Let's check the power of the sample of white noise:

In [365]:
power_wn = np.sum(np.abs(example_whitenoise))/500

And the spectrum

In [366]:
fourier_whitenoise = np.abs(np.fft.fft(example_whitenoise)**2)
freqs = np.fft.fftfreq(fourier_whitenoise.size, 3/500)
idx = np.argsort(freqs)[250:]
plt.plot(freqs[idx], fourier_whitenoise[idx])
[<matplotlib.lines.Line2D at 0x1042e5fd0>]
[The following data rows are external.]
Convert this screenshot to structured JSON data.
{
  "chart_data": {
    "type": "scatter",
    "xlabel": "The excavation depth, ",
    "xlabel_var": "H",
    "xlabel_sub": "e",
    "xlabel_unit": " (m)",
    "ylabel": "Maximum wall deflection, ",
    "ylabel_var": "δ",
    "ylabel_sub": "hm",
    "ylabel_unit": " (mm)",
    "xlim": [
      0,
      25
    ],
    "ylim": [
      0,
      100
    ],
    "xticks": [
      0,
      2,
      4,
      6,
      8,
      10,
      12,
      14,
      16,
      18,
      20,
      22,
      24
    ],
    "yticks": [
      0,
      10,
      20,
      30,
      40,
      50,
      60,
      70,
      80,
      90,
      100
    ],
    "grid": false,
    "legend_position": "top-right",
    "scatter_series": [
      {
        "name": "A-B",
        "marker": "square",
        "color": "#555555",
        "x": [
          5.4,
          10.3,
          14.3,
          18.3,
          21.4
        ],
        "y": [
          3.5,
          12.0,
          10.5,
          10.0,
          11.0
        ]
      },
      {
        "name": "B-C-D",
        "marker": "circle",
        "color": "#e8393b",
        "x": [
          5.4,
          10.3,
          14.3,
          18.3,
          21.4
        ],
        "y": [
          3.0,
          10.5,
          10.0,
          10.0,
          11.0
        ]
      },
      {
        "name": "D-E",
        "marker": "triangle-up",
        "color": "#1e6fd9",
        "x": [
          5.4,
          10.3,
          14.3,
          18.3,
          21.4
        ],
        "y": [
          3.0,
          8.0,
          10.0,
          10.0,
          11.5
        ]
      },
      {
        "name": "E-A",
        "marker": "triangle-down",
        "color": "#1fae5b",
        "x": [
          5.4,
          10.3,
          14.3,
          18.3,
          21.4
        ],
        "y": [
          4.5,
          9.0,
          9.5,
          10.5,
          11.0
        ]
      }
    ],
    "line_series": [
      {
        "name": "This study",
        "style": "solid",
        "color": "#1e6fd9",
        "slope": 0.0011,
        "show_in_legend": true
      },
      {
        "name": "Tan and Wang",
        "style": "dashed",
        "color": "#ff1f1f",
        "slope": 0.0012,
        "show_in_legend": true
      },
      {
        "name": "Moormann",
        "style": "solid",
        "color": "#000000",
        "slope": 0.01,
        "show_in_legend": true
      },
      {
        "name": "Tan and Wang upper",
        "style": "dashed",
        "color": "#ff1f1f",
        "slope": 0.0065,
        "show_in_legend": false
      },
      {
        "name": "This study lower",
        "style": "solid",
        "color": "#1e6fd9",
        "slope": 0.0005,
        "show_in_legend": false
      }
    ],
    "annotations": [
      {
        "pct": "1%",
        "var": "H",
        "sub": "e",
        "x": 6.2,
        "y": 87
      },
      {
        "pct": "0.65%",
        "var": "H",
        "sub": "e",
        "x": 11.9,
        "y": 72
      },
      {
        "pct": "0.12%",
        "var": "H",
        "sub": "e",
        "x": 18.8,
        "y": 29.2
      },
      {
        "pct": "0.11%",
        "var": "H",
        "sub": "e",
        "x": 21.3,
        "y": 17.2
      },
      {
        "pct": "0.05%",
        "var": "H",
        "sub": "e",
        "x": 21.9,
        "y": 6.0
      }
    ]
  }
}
Lets now shape the filters and add the white noise. Recall the first plot. We want a filter with the following specifications:

  • lower cutoff: 0 rad/s
  • upper cutoff: 2π rad/s
  • peak frequency: 4π rad/s
In [367]:
x_c = np.linspace(0, 4*np.pi, 500)
plt.plot(x_c, x_c)
plt.plot(x_c, -x_c+4*np.pi)
plt.xlabel("Frequency (rad/s)")
plt.title('A Simple Triangular Filter')

So the green line has a y intercept of 4π. Thus we need to scale the power up to 4π.

In [368]:
scale_factor = 8*np.pi/power_wn
In [378]:
filtered_result = scaled_whitenoise*5-uppergrad+lowergrad
plt.plot(x,filtered_result,label="triangle filter")
plt.xlabel("time (s)")

Looks quite noisy but lets look at the fourier response:

In [379]:
fourier_final = np.abs(np.fft.fft(filtered_result)**2)
freqs = np.fft.fftfreq(fourier_final.size, 3/500)
idx = np.argsort(freqs)[250:]
ax1 = plt.subplot(211)
ax1.plot(freqs[idx], fourier_final[idx], label = "filtered")
ax1.set_xlabel("Frequency (rad/s)")

ax2 = plt.subplot(212)
ax2.plot(freqs[idx], fourier_unfiltered[idx], label = "original")
ax2.set_xlabel("Frequency (rad/s)")

It Works! as you can see the frequency response of the peak at 27 rad/s is completely subdued. In fact the peak that is most prominent at 2πrad/s, followed by a smaller peak at 5 rad/s, demonstrating the triangular nature of the filter. Theres a bit of leakage but thats you're butterworth filter at work. Nothing to be done about it :(.


Here we developed a way to estimate a triangular filter bank which could be used in calculating the MFCCs of a signal. However there are a few glaring mistakes. Firstly, most implmentations of a FFT use a periodogram, not a a normal fourier spectra to calculate the coefficients. Secondly the butterworth filter here is in itself a bit expensive to implement and leads to a fair deal of leakage.